- Born: 1970 (age 55–56) Dura, Hebron
- Education: Birzeit University; Hebrew University of Jerusalem;
- Occupation: Peace activist
- Organizations: Hands of Peace; Americans for Peace Now; Peres Center for Peace;

= Hamze Awawde =

Palestinian activist

Hamze Awawde (حمزة عواودة; born 1990) is a Palestinian peace activist.

== Early life and education ==
Awawde grew up in the West Bank city of Dura. His family is a prominent one in the Hebron area; his grandfather was a Fatah official. During the Second Intifada, part of Awawde's home was destroyed by IDF soldiers, who thought a terrorist was hiding in the building.

Awawde earned a bachelor's degree in business from Birzeit University, and a master's degree in global community development from the Hebrew University of Jerusalem.

== Activism ==
In 2011, Awawde joined the Facebook group YaLa Young Leaders, a project organized by the Peres Center for Peace, which was meant to be a space for Israelis and Palestinians to connect on an individual basis. Awawde remained with the group as they expanded, and later became a part of their leadership and organized some programs for them.
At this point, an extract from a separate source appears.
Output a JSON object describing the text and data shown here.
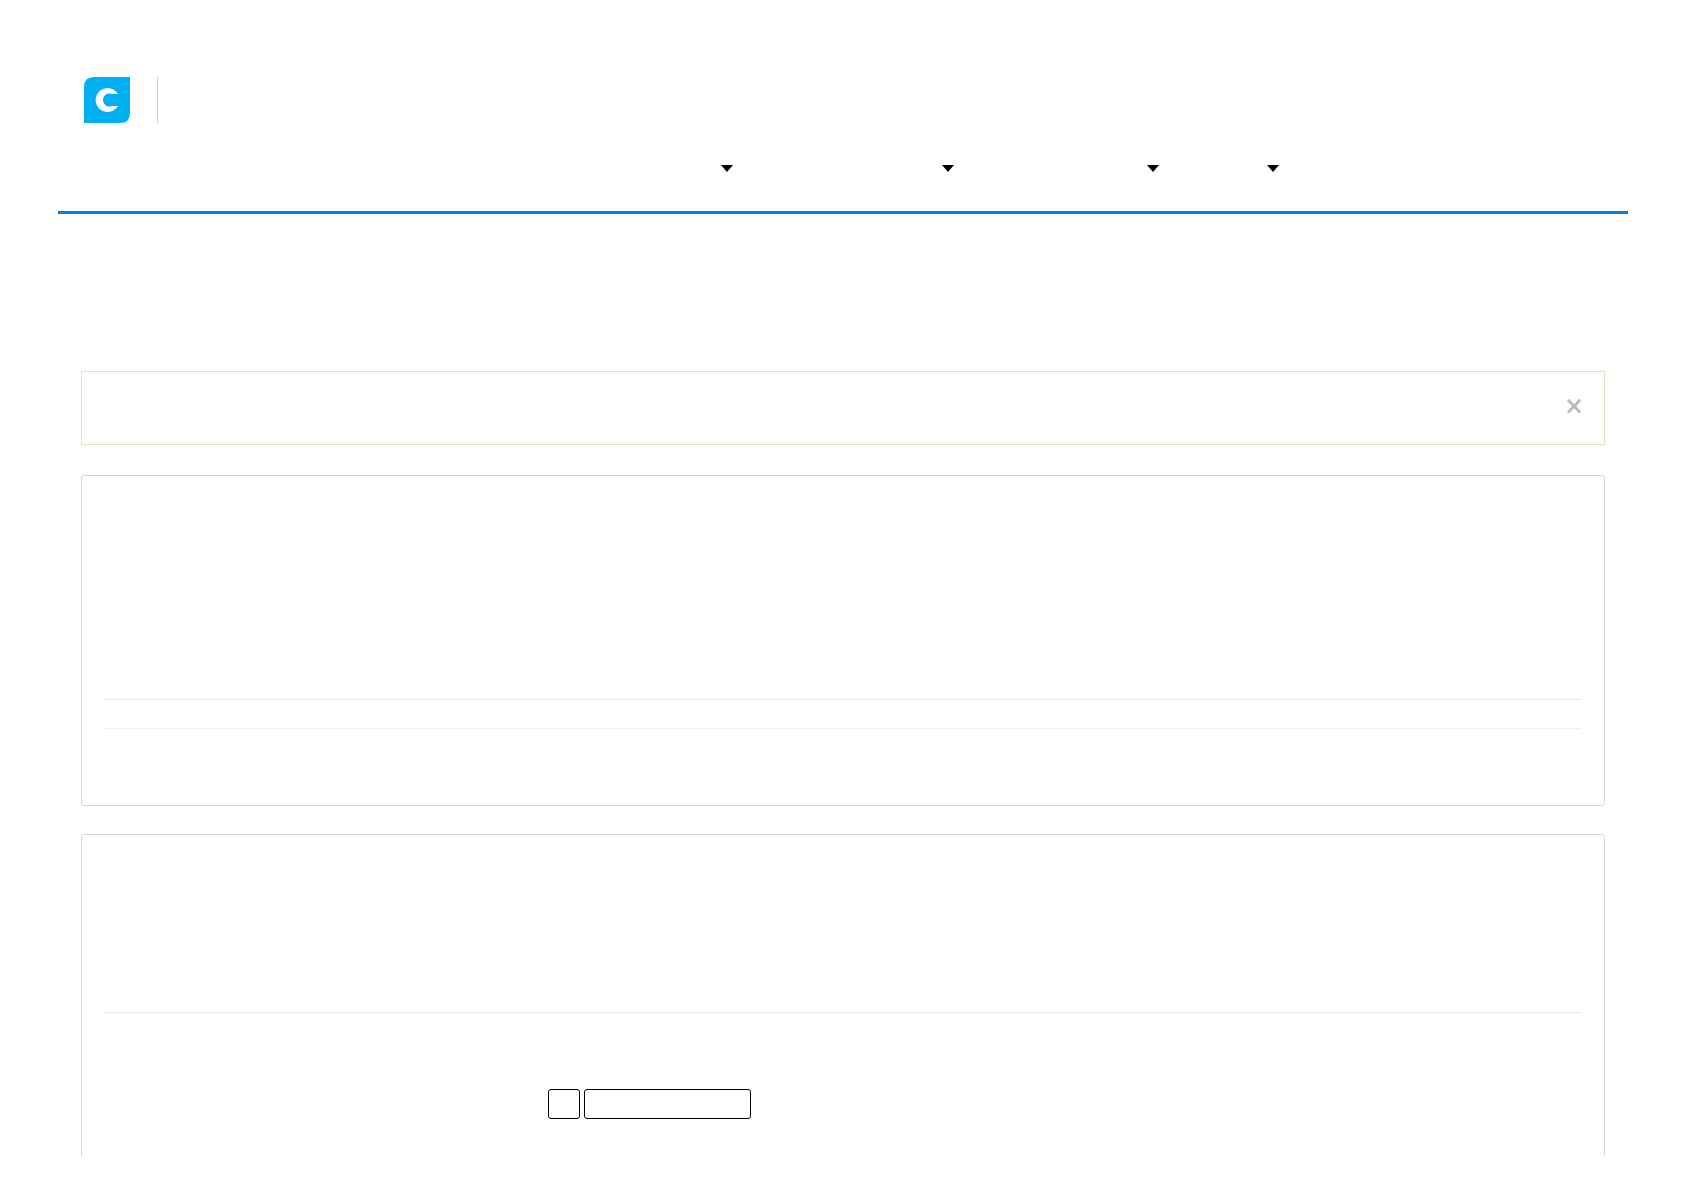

In 2014, through a program called New Story Leadership, Awawde traveled to the United States, where he lived in Washington D.C. with an Israeli program participant. At the time, he was an intern at Americans for Peace Now. Awawde and his housemate developed a close friendship that the two aimed to continue when they returned home.

Awade works for Hands of Peace as Regional Manager of the Palestinian Delegation.

In November 2023, Awawde co-organized Building Bridges, Together for Humanity, a joint Israeli-Palestinian anti-hate event in London.

== Personal life ==
As of 2023, Awawde lives in Ramallah. He is Muslim.